Заросли вереска подступали к муравейникам, оплетая опушки по краям, очерчивали границу между залитыми солнцем кустарниками на старых гарях и спокойной и настоянной на хвойном аромате темнотой под высокими корабельными деревьями. Над лилово-розовыми вересковыми цветочками всегда вились пчелы и гудящие шмели. Дед зачастую выставлял ульи на опушках, собирал целебный вересковый мед, темно-красный, ароматный, слегка терпкий на вкус, с приятной горчинкой, которую ни с чем не спутать, как уверял Мальцова отец. Вересковый сбор плохо откачивался медогонкой, приходилось без устали вертеть и вертеть ручку, чтобы отжать соты, зато получившийся мед кристаллизовался медленно, сохраняя в банках тягучесть до поздней весны.
От влажных участков леса, там, где начинались черничные болота, ветер приносил стойкий запах багульника, обладавшего опьяняющим эффектом, от него начинало ломить голову. Но Мальцов почему-то любил этот эфирный запах, он притягивал его, как кота валерьянка.
Осенний лес был полон красок. Четырехгранные волосистые стебли буквицы со светло-пурпуровыми цветами и ее мягкоопушенные листья залечивали раны. Он порезал палец складнем, отец тут же взял листья буквицы в рот, пожевал и приложил к порезу, туго перевязал палец носовым платком. Кровь скоро остановилась, а через два дня ранка затянулась и перестала болеть.

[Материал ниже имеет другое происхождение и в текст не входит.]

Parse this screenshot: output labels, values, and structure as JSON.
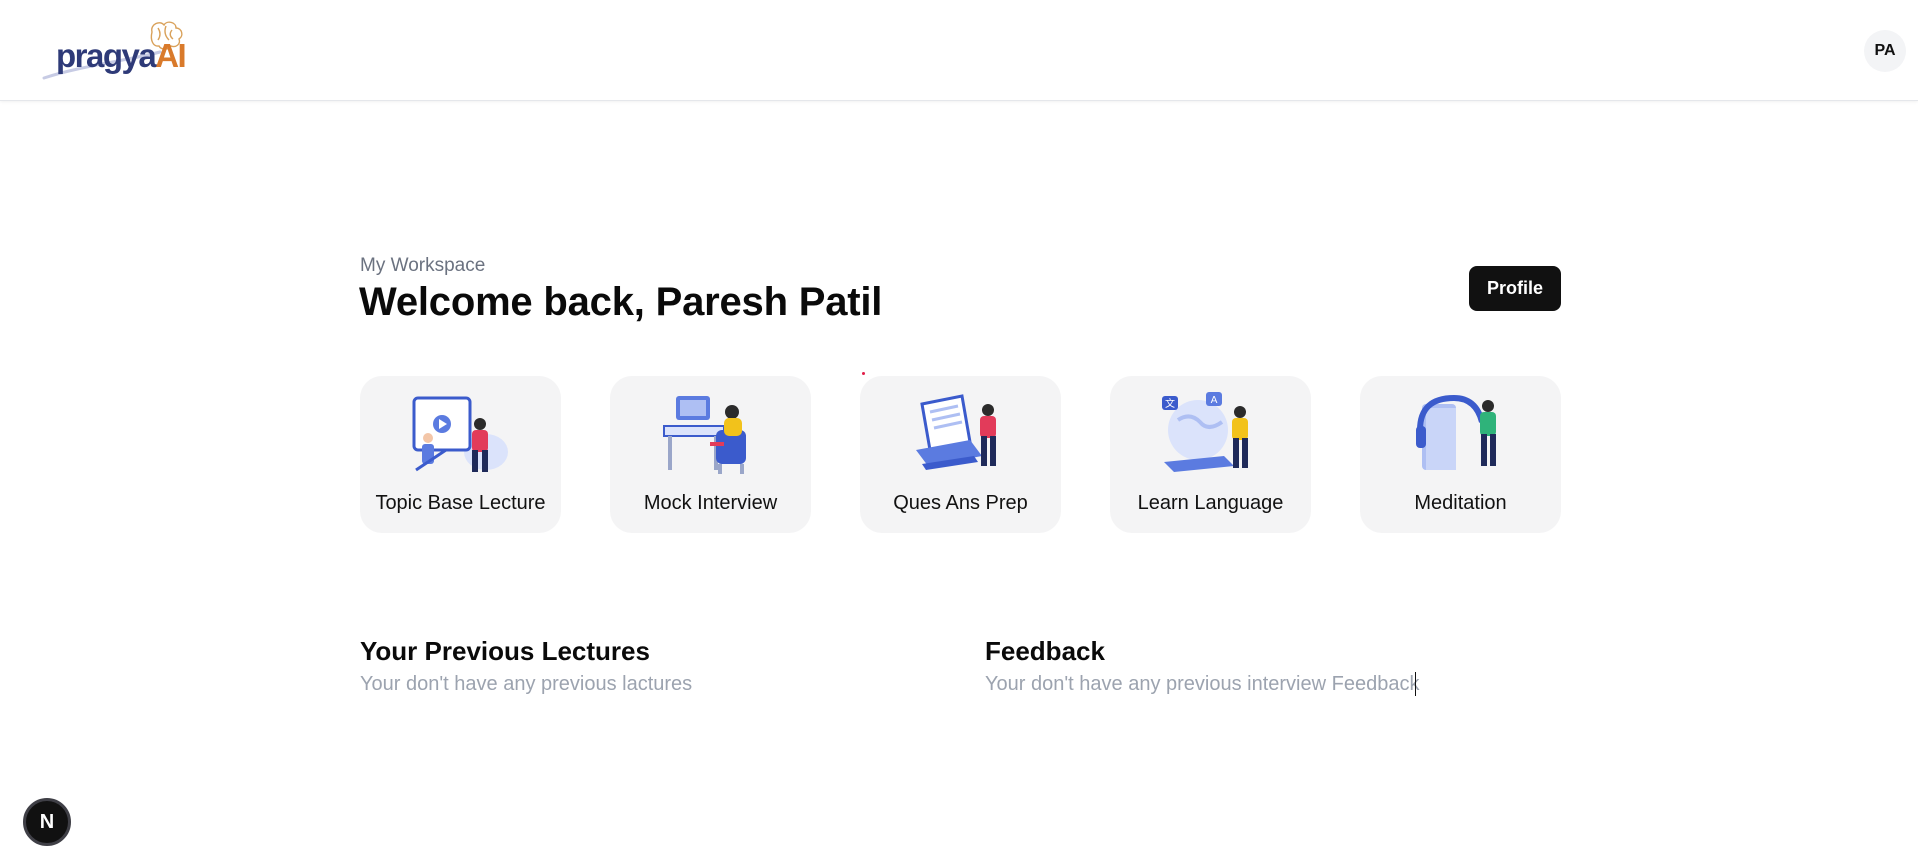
{
  "header": {
    "logo": {
      "text_main": "pragya",
      "text_accent": "AI"
    },
    "avatar_initials": "PA"
  },
  "workspace": {
    "label": "My Workspace",
    "welcome": "Welcome back, Paresh Patil",
    "profile_button": "Profile"
  },
  "features": [
    {
      "label": "Topic Base Lecture",
      "icon": "lecture-illustration-icon"
    },
    {
      "label": "Mock Interview",
      "icon": "interview-illustration-icon"
    },
    {
      "label": "Ques Ans Prep",
      "icon": "qa-prep-illustration-icon"
    },
    {
      "label": "Learn Language",
      "icon": "language-illustration-icon"
    },
    {
      "label": "Meditation",
      "icon": "meditation-illustration-icon"
    }
  ],
  "previous_lectures": {
    "title": "Your Previous Lectures",
    "empty": "Your don't have any previous lactures"
  },
  "feedback": {
    "title": "Feedback",
    "empty": "Your don't have any previous interview Feedback"
  },
  "dev_badge": "N",
  "colors": {
    "brand_primary": "#2e3a78",
    "brand_accent": "#d97a2b",
    "card_bg": "#f4f4f5",
    "button_bg": "#111111",
    "illustration_blue": "#5b7be0"
  }
}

На вырубках среди пней горели медные капли зверобоя, доцветали заросли кипрея. Совсем по низу, на разреженных участках, невысоко поднимаясь над землей, выглядывали из-под треугольных листьев спаренные золотые сережки – цветы купыря. Рядом с ними порхали крыльями темно-синие фиалки, получившие в народе название «мотыльки». Среди них, как часовые, расставленные по периметру, чуть покачиваясь на тонких стебельках, тянули к небу темно-красные овальные головки кровохлебки.
Кровохлебка помогала при поносе, дед вылечил ею не одного зэка от дизентерии – болезни всех заключенных ГУЛАГа. Отца она тоже спасла. Под Вязьмой они тайно питались лошадиной дохлятиной, за такой самовол могли запросто отправить в штрафбат. Ночами солдаты вырубали мясо из слежавшегося, глазурованного наста нейтральной полосы. Потом ползли назад в окопы, таща за собой тяжеленную ногу баварского тяжеловоза, рубили на снарядном ящике и варили в обрезанных немецких бочках, превращенных в походные котлы. Отец жестоко заболел тогда, и только чай из кровохлебки, добытый разведчиками у местной знахарки, поставил его на ноги.